James describes this principle far more eloquently than I could, but I have to say it’s not a totally new concept for me. One of my former heads of data also used to talk up this idea. His observation was the preposterous notion that somewhere in our organisation, there would undoubtedly be a facilities manager keeping a very precise catalogue of all of the assets they are responsible for. This person would be accountable for knowing exactly how many desks and chairs might be on company premises and where and how they were being used. Yet somehow, we were failing to give the same care and attention to our data assets.
Ok, so at the time he was building a business case for investment in an enterprise data catalogue, but still, I felt it was a fair point that always resonated with me. Reading James’ article reminded me of it. But it also got me thinking of other ways that the facilities management metaphor could be extended for data.
Those in the UK may well be familiar with the activity PAT Testing. PAT testing is an example of RAS Syndrome in that it stands for Portable Appliance Testing. It is normally undertaken periodically by facilities management teams where they go around and test appliances to make sure they are safe to use. This might include things such as making sure the office toaster or kettle are all safe as well as IT equipment such as laptops and monitors.
Items which passed the testing are labelled so that folks can be reassured of their safety.
Isn’t that a great idea for data assets? Do some testing and if the data is “safe” to use, make sure it’s labelled in a way to make sure consumers know it can be trusted.
The obvious tests to apply here would be for Data Quality. The Data Management Association (DAMA) have already defined six data quality dimensions by which we can assess the quality of data.
Those dimensions are:
Accuracy
Completeness
Uniqueness
Consistency
Timeliness
Validity
These dimensions give a good starting point for what to test for, but how should you do that testing?
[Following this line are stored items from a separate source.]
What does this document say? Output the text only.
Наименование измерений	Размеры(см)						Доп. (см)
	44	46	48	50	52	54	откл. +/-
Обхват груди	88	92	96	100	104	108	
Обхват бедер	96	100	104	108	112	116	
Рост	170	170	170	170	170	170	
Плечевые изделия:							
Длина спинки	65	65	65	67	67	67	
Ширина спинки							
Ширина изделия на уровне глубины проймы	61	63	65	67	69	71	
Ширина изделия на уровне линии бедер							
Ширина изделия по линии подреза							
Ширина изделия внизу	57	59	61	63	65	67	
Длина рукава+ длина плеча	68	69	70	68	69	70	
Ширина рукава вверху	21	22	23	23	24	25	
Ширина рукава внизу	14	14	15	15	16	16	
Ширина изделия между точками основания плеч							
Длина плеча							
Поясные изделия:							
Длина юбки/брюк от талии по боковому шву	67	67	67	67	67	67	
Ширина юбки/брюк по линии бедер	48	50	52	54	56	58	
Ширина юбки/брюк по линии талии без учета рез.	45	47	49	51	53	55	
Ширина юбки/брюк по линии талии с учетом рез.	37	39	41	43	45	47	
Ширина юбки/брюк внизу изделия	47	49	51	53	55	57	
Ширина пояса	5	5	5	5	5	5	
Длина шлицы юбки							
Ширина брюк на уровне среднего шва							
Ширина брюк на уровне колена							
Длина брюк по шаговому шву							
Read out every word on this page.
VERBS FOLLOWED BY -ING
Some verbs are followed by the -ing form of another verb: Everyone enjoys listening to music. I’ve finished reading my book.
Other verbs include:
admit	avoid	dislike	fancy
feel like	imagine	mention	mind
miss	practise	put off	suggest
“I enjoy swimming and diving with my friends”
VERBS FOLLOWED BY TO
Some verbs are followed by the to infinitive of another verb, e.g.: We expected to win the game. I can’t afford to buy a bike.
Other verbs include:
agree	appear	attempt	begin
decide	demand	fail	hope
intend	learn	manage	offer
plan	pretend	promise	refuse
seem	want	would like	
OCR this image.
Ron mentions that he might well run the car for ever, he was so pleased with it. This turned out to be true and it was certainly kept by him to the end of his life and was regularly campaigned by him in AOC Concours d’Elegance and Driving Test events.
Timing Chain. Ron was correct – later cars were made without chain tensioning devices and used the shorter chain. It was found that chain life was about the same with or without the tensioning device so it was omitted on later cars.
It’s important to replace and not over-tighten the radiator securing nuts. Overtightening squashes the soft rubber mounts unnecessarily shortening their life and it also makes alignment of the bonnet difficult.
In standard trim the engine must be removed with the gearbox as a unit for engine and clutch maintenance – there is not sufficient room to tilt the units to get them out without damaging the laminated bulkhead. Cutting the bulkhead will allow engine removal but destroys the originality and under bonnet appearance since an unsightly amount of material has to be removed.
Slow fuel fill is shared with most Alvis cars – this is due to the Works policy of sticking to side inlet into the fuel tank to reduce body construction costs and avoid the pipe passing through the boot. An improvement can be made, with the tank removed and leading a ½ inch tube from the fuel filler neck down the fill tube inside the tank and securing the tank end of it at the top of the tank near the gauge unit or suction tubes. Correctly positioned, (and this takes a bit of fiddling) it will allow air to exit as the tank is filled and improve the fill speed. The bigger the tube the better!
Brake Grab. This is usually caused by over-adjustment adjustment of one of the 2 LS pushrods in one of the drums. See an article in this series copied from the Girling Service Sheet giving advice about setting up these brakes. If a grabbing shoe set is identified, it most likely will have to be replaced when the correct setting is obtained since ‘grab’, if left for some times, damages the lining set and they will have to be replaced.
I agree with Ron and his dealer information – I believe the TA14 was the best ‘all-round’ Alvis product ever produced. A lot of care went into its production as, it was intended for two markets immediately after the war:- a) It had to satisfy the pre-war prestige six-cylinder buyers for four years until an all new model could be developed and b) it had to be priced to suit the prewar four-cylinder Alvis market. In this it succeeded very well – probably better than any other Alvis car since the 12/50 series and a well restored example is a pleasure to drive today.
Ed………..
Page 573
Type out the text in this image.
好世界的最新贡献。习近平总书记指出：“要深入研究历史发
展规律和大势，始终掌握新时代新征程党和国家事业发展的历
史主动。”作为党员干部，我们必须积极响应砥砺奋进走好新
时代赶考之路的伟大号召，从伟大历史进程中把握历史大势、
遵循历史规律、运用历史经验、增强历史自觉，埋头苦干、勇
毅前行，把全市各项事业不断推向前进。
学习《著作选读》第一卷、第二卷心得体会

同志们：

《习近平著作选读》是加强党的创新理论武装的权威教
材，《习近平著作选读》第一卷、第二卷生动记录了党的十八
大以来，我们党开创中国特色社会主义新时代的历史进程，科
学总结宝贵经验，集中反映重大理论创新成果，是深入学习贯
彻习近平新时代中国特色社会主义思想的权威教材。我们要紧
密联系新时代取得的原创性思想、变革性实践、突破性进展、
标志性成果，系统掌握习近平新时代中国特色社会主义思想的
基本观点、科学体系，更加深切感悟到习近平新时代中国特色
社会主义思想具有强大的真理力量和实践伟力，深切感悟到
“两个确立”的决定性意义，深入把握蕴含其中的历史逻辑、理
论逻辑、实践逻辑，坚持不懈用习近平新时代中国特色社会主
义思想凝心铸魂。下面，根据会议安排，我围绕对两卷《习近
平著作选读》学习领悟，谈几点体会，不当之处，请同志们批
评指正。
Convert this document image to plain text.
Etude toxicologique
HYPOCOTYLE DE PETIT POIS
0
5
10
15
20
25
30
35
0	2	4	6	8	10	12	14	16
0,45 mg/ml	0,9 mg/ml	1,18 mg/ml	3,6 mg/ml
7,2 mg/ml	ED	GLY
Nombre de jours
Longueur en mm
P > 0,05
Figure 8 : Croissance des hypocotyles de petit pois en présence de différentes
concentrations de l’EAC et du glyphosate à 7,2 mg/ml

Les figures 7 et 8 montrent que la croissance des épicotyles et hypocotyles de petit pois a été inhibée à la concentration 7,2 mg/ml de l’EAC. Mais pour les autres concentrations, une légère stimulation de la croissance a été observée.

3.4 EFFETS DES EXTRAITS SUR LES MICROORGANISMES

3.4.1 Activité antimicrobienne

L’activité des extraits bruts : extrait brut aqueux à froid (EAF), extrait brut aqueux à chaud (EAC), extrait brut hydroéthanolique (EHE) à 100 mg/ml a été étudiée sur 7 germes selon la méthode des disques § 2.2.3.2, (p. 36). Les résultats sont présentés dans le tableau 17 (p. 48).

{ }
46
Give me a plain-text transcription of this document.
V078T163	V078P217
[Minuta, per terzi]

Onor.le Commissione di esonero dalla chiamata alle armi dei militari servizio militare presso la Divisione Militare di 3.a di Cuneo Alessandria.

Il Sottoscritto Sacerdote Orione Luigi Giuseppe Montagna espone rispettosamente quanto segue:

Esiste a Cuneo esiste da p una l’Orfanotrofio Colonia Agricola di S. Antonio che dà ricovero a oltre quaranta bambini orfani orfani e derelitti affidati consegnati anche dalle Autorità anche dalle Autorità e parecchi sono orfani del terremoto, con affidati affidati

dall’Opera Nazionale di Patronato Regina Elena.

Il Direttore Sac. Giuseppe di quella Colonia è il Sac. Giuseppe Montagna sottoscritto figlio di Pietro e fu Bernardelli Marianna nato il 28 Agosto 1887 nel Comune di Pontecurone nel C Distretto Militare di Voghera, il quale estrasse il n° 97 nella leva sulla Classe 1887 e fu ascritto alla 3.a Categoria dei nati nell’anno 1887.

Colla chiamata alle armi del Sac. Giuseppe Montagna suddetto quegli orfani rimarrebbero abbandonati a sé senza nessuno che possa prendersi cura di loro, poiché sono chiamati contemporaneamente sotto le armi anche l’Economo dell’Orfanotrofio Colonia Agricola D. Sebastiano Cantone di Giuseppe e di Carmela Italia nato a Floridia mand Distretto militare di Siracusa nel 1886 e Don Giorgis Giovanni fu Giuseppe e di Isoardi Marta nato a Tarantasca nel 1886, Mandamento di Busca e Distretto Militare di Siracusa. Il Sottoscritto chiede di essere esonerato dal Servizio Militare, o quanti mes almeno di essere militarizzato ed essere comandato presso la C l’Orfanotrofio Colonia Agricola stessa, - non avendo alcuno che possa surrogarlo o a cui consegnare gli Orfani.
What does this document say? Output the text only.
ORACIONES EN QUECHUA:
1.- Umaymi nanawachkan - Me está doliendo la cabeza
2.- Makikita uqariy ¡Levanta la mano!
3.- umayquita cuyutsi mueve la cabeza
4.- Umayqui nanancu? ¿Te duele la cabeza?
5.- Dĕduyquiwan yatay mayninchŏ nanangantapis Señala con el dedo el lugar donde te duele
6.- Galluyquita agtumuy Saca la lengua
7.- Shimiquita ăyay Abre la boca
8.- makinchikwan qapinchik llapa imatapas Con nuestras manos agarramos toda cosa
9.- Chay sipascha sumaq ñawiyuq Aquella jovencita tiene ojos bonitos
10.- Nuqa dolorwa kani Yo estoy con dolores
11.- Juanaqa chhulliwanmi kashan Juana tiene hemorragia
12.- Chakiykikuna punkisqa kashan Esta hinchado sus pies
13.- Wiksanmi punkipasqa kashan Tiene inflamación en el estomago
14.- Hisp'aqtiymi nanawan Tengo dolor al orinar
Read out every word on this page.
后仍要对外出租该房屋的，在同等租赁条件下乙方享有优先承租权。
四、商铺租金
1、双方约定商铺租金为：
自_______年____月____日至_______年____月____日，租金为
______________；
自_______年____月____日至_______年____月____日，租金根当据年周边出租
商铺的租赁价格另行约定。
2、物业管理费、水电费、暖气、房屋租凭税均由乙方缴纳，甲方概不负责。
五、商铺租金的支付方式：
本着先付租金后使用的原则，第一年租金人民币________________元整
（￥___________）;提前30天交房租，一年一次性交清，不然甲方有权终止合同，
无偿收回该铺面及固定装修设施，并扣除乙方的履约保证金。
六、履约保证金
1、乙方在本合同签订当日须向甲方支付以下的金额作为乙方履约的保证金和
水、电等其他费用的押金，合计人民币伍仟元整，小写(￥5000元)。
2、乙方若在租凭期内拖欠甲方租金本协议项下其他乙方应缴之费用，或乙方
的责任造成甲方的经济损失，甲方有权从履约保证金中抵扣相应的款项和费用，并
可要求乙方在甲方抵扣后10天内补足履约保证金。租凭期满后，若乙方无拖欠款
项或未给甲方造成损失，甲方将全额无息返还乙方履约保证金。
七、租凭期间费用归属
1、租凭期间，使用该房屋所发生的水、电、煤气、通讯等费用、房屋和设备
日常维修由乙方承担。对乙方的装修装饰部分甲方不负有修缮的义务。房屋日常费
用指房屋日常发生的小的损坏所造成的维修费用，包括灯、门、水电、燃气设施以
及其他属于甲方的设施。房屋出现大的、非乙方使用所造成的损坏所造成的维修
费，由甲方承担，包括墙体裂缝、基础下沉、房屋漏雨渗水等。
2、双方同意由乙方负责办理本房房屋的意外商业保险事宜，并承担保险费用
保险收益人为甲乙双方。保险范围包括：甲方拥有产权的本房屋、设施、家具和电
Quite honestly, I’m not sure I’ve arrived at an answer yet.
It feels as though this task most often falls to data teams, and we ended up applying testing to the data in our data platforms.
I’d love to see the trend of “shift left” happening more in data quality land and see this testing happen further upstream in data sources before they get consumed.
And I really want so see scalable and automated ways we can do this as well. Products like dbt have the ability to apply data quality tests, but you still have to make a lot of decisions about what and how to apply those tests. The same can be said for python packages such as Great Expectations.
I’m curious to dive in to the open source data quality tooling provided by Data Kitchen. I’ve been a long term fan of the work Data Kitchen have done around Data Ops principles and from what I’ve seen of this tool, it looks promising… alas, I haven’t had the capacity to explore it in depth. Perhaps watch this space for a more in-depth perspective.
In the meantime though, maybe us data professionals should pay more attention to our facilities management colleagues. We often look to software engineering disciplines to inspire our ways of working, but perhaps we’re missing a trick by not casting a wider net.
One last shout out… in between me drafting this post and it being published, another article on a very similar topic also popped up from the folks at Anmut. This is worthy of your attention too: https://www.anmut.co.uk/comparing-physical-assets-to-data-assets/
Love the article, not just for the mention (too kind), the general idea here of data assurance is really interesting - something that I've thought about too from perspective of ensuring data assets remain 'fit' to create whatever value they are on the hook for.
I believe the NHS is in the process of selling off NHS data (anonomised) so definitely an asset!